En febrero pasado, la maestra Julia Carabias fue alertada sobre los posibles daños ambientales, sociales y económicos que ocasionaría la construcción y posterior operación de un complejo turístico en El Divisadero, en las impresionantes barrancas de la sierra Tarahumara. Se extendería hasta la siguiente estación de ferrocarril, e incluye los poblados de Areponápuchi y San Rafael. Las obras ocuparían cerca de 30 hectáreas e incluyen, entre otras, una avenida de 20 metros de ancho, comercios, bancos y diversos tipos de hospedaje. La idea es aprovechar las bellezas naturales que allí existen con el fin de atraer más visitantes.
Para culminar tan ambicioso proyecto sus promotores buscan el apoyo del Fondo Nacional del Turismo (Fonatur) y del secretario del ramo para realizarlo. Sin embargo, existen por lo menos dos pequeños pero a la vez grandes inconvenientes: el agua escasea en toda la región, y los rarámuris, mejor conocidos como tarahumaras, están enterados ``de oídas'' sobre lo que se piensa hacer en las tierras que por siglos han ocupado y defendido de la codicia del hombre blanco.
Para empresarios emprendedores, acostumbrados a vencer obstáculos, la escasez de agua la podrían solucionar trayéndola por medio de bombeo desde uno de los brazos del río Urique. Mas esa operación perjudicaría a los indígenas y demás habitantes de la zona que apenas tienen la indispensable para sus actividades agropecuarias. Así que lo más sensato sería alentar un turismo que no deteriore ni haga más críticas las carencias ancenstrales o agrave la contaminación existente por desechos del hogar, plaguicidas y otras sustancias. Por ejemplo, apoyar la transformación de Creel, poblado que cuenta con alguna infraestructura para quienes visitan las Barrancas, o Cuauhtémoc, donde hay otros puntos de interés, como los campos menonitas.
Por los inconvenientes que el megaproyecto citado causaría a la población local y al ambiente, varias organizaciones que se dedican al ecoturismo pidieron a la maestra Carabias, y a sus inmediatos colaboradores en el Instituto Nacional de Ecología (INE), que intervengan para que no se cometan más violaciones a la legislación vigente so pretexto de llevar ``desarrollo'', empleo y modernidad a la Tarahumara. Como primer resultado de sus peticiones, el INE les informó no haber recibido ningún estudio de impacto ambiental relacionado con tales obras, por lo que no ha emitido autorización alguna para efectuar dicho proyecto turístico.
Hace unos días, Alfredo del Mazo, director de Fonatur, dijo que no se puede fincar la actividad turística en el daño a los recursos naturales porque son patrimonio de la nación y un atractivo para los viajeros nacionales y extranjeros. Meses atrás, el titular del ramo, Oscar Espinosa, se refirió al mismo tema en Cancún, aunque en esa ocasión deslizó una infortunada crítica a los grupos ambientalistas de Quintana Roo, que se han opuesto a la forma nada sustentable como ciertos megaproyectos imponen su ley en dicha entidad.

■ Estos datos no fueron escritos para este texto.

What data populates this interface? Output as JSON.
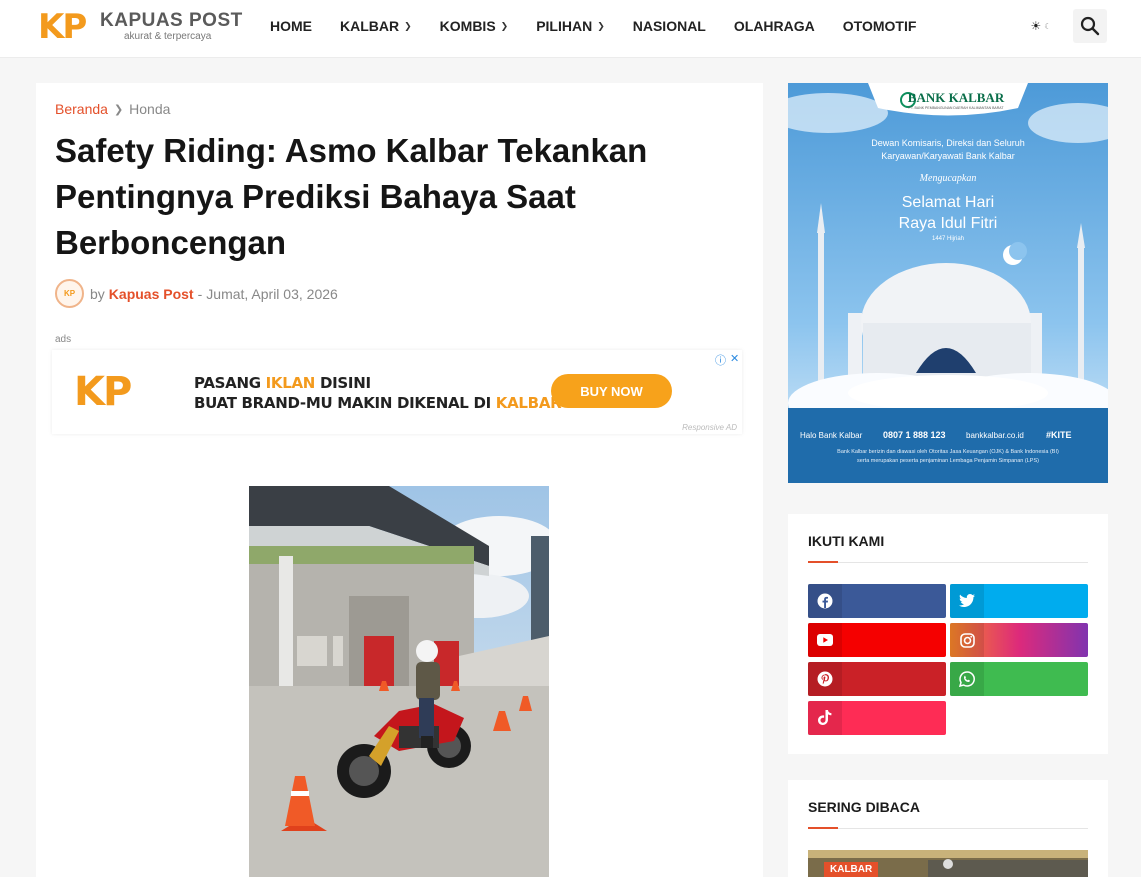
{
  "brand": {
    "mark": "KP",
    "name": "KAPUAS POST",
    "tagline": "akurat & terpercaya",
    "accent_color": "#e4502a",
    "logo_color": "#f39a1d"
  },
  "nav": {
    "items": [
      {
        "label": "HOME",
        "dropdown": false
      },
      {
        "label": "KALBAR",
        "dropdown": true
      },
      {
        "label": "KOMBIS",
        "dropdown": true
      },
      {
        "label": "PILIHAN",
        "dropdown": true
      },
      {
        "label": "NASIONAL",
        "dropdown": false
      },
      {
        "label": "OLAHRAGA",
        "dropdown": false
      },
      {
        "label": "OTOMOTIF",
        "dropdown": false
      }
    ],
    "theme_icon": "sun-icon",
    "search_icon": "search-icon"
  },
  "article": {
    "breadcrumb": {
      "home": "Beranda",
      "category": "Honda"
    },
    "title": "Safety Riding: Asmo Kalbar Tekankan Pentingnya Prediksi Bahaya Saat Berboncengan",
    "meta": {
      "by": "by",
      "author": "Kapuas Post",
      "separator": "-",
      "date": "Jumat, April 03, 2026"
    },
    "ads_label": "ads",
    "ad": {
      "logo": "KP",
      "line1_pre": "PASANG ",
      "line1_hl": "IKLAN",
      "line1_post": " DISINI",
      "line2_pre": "BUAT BRAND-MU MAKIN DIKENAL DI ",
      "line2_hl": "KALBAR",
      "button": "BUY NOW",
      "footer": "Responsive AD"
    }
  },
  "sidebar": {
    "bank_ad": {
      "brand": "BANK KALBAR",
      "subtitle": "PT. BANK PEMBANGUNAN DAERAH KALIMANTAN BARAT",
      "line1": "Dewan Komisaris, Direksi dan Seluruh",
      "line2": "Karyawan/Karyawati Bank Kalbar",
      "mengucapkan": "Mengucapkan",
      "greet1": "Selamat Hari",
      "greet2": "Raya Idul Fitri",
      "hijri": "1447 Hijriah",
      "halo": "Halo Bank Kalbar",
      "phone": "0807 1 888 123",
      "site": "bankkalbar.co.id",
      "hashtag": "#KITE",
      "disclaimer1": "Bank Kalbar berizin dan diawasi oleh Otoritas Jasa Keuangan (OJK) & Bank Indonesia (BI)",
      "disclaimer2": "serta merupakan peserta penjaminan Lembaga Penjamin Simpanan (LPS)"
    },
    "follow": {
      "title": "IKUTI KAMI",
      "buttons": [
        {
          "name": "facebook",
          "color": "#3b5998",
          "icon": "facebook-icon"
        },
        {
          "name": "twitter",
          "color": "#00acee",
          "icon": "twitter-icon"
        },
        {
          "name": "youtube",
          "color": "#f50000",
          "icon": "youtube-icon"
        },
        {
          "name": "instagram",
          "color": "#c13584",
          "icon": "instagram-icon"
        },
        {
          "name": "pinterest",
          "color": "#ca2127",
          "icon": "pinterest-icon"
        },
        {
          "name": "whatsapp",
          "color": "#3fbb50",
          "icon": "whatsapp-icon"
        },
        {
          "name": "tiktok",
          "color": "#fe2c55",
          "icon": "tiktok-icon"
        }
      ]
    },
    "popular": {
      "title": "SERING DIBACA",
      "first_tag": "KALBAR"
    }
  }
}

De todas formas, ambos funcionarios saben bien que apoyar obras turísticas en la Tarahumara o en alguna otra región de país exige que no deterioren ni alteren el medio y la calidad de vida de la gente. En el caso del proyecto de las Barrancas, afectaría negativamente a quienes ya de por sí viven en condiciones extremas de pobreza y carecen de agua. ¿Por qué, entonces, como lo proponen varias agrupaciones, no impulsar alternativas que no perjudiquen a los indígenas ni deterioren el medio?